Die Grünen stimmten dem Haushalt - anders als im vergangenen Jahr - zwar zu, hatten aber einige Kritikpunkte, die Michael Fritsch vortrug. Er kritisierte ebenfalls, dass wichtige Investitionen für die kommenden Jahre bisher nicht einmal eingeplant seien. Fritsch nannte hier eine Obdachlosenunterkunft als Ersatz "für die unwürdigen Container im Hadinger Weg" und ein neues Kinderhaus in der Allacher Straße. Darüber hinaus müsse das Bürgerhaus in den kommenden Jahren für mindestens 15 Millionen saniert werden: "Andernfalls droht die Schließung analog zum Hallenbad", sagte Frisch: "Wir hoffen sehr, dass die Gemeinde aus den Fehlern beim Hallenbad gelernt hat und nicht wieder Millionen versenkt werden, um das Bürgerhaus dann doch schließen zu müssen."
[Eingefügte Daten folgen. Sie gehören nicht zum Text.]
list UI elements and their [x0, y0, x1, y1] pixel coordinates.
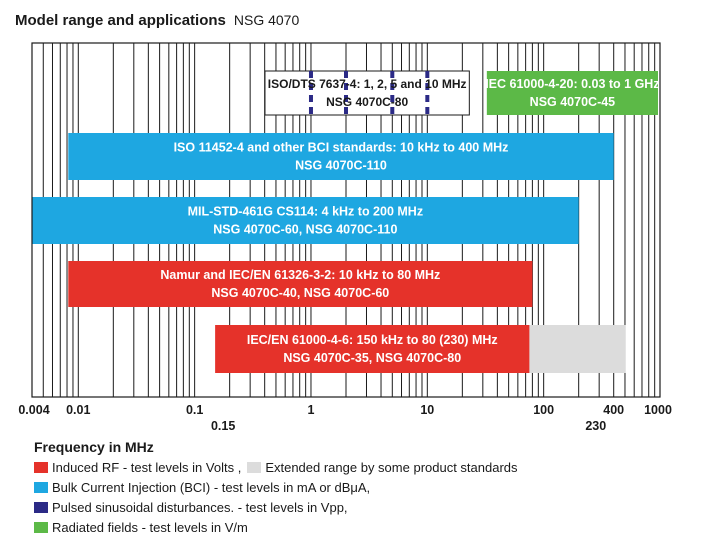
- axis-ticks: 0.004 0.01 0.1 1 10 100 400 1000 0.15 230: [18, 403, 672, 430]
- bars-layer: ISO/DTS 7637-4: 1, 2, 5 and 10 MHz NSG 40…: [32, 70, 660, 373]
- legend-item-radiated: Radiated fields - test levels in V/m: [34, 519, 518, 539]
- range-bar-induced-rf: Namur and IEC/EN 61326-3-2: 10 kHz to 80…: [68, 261, 533, 307]
- x-tick-label: 1000: [644, 403, 672, 417]
- x-tick-label: 400: [603, 403, 624, 417]
- range-bar-bci: ISO 11452-4 and other BCI standards: 10 …: [68, 133, 614, 180]
- bar-label-title: Namur and IEC/EN 61326-3-2: 10 kHz to 80…: [160, 268, 440, 282]
- x-tick-label: 10: [420, 403, 434, 417]
- bar-label-models: NSG 4070C-110: [295, 159, 387, 173]
- bar-rect: [486, 71, 658, 115]
- range-bar-bci: MIL-STD-461G CS114: 4 kHz to 200 MHz NSG …: [32, 197, 579, 244]
- legend-swatch-navy: [34, 502, 48, 513]
- product-name: NSG 4070: [233, 12, 300, 28]
- legend-label: Pulsed sinusoidal disturbances. - test l…: [52, 500, 348, 515]
- legend-item-bci: Bulk Current Injection (BCI) - test leve…: [34, 479, 518, 499]
- plot-frame: [31, 42, 661, 398]
- bar-label-title: IEC/EN 61000-4-6: 150 kHz to 80 (230) MH…: [247, 333, 498, 347]
- bar-label-title: ISO 11452-4 and other BCI standards: 10 …: [174, 141, 509, 155]
- x-axis-label: Frequency in MHz: [34, 439, 154, 455]
- legend-label-extended: Extended range by some product standards: [265, 460, 518, 475]
- bar-label-models: NSG 4070C-80: [326, 95, 408, 109]
- bar-label-title: MIL-STD-461G CS114: 4 kHz to 200 MHz: [188, 205, 423, 219]
- legend-swatch-gray: [247, 462, 262, 473]
- legend-label: Bulk Current Injection (BCI) - test leve…: [52, 480, 371, 495]
- bar-label-models: NSG 4070C-45: [530, 95, 616, 109]
- x-tick-label: 1: [308, 403, 315, 417]
- legend-swatch-blue: [34, 482, 48, 493]
- bar-label-models: NSG 4070C-40, NSG 4070C-60: [211, 286, 389, 300]
- legend-item-pulsed: Pulsed sinusoidal disturbances. - test l…: [34, 499, 518, 519]
- bar-rect: [32, 197, 579, 244]
- bar-rect: [264, 70, 470, 116]
- x-tick-label: 0.01: [66, 403, 90, 417]
- bar-label-models: NSG 4070C-60, NSG 4070C-110: [213, 223, 397, 237]
- x-tick-label-secondary: 230: [585, 419, 606, 430]
- legend-label: Radiated fields - test levels in V/m: [52, 520, 248, 535]
- range-bar-radiated: IEC 61000-4-20: 0.03 to 1 GHz NSG 4070C-4…: [485, 71, 660, 115]
- bar-rect: [68, 261, 533, 307]
- legend-item-induced-rf: Induced RF - test levels in Volts , Exten…: [34, 459, 518, 479]
- bar-rect: [215, 325, 530, 373]
- page-title: Model range and applications NSG 4070: [15, 12, 299, 29]
- range-bar-induced-rf: IEC/EN 61000-4-6: 150 kHz to 80 (230) MH…: [215, 325, 626, 373]
- range-bar-pulsed: ISO/DTS 7637-4: 1, 2, 5 and 10 MHz NSG 40…: [264, 70, 470, 116]
- x-tick-label-secondary: 0.15: [211, 419, 235, 430]
- bar-label-title: IEC 61000-4-20: 0.03 to 1 GHz: [485, 77, 659, 91]
- x-tick-label: 0.004: [18, 403, 49, 417]
- legend: Frequency in MHz Induced RF - test level…: [34, 439, 518, 539]
- legend-swatch-red: [34, 462, 48, 473]
- legend-swatch-green: [34, 522, 48, 533]
- bar-label-models: NSG 4070C-35, NSG 4070C-80: [283, 351, 461, 365]
- extended-range-bar: [529, 325, 626, 373]
- x-tick-label: 100: [533, 403, 554, 417]
- legend-label: Induced RF - test levels in Volts ,: [52, 460, 242, 475]
- bar-rect: [68, 133, 614, 180]
- chart-title: Model range and applications: [15, 12, 226, 29]
- x-tick-label: 0.1: [186, 403, 203, 417]
- frequency-range-chart: ISO/DTS 7637-4: 1, 2, 5 and 10 MHz NSG 40…: [18, 42, 672, 430]
- bar-label-title: ISO/DTS 7637-4: 1, 2, 5 and 10 MHz: [268, 77, 467, 91]
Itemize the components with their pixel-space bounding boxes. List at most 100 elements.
Elisabeth Leukert saß als Zuschauerin im Sitzungssaal. Nach der Haushaltsdebatte meldete sie sich und sagte: "Ich bin stolz darauf, dass die Gemeinde es geschafft hat, eine so schöne neue Schule zu bauen". Gleichzeitig warnte sie davor, das sanierungsbedürftige Bürgerhaus verkommen zu lassen: "Es wäre schade, wenn das geschlossen wird." Ein Anliegen, das die Karlsfelder Kommunalpolitiker in den nächsten Jahren noch beschäftigen wird.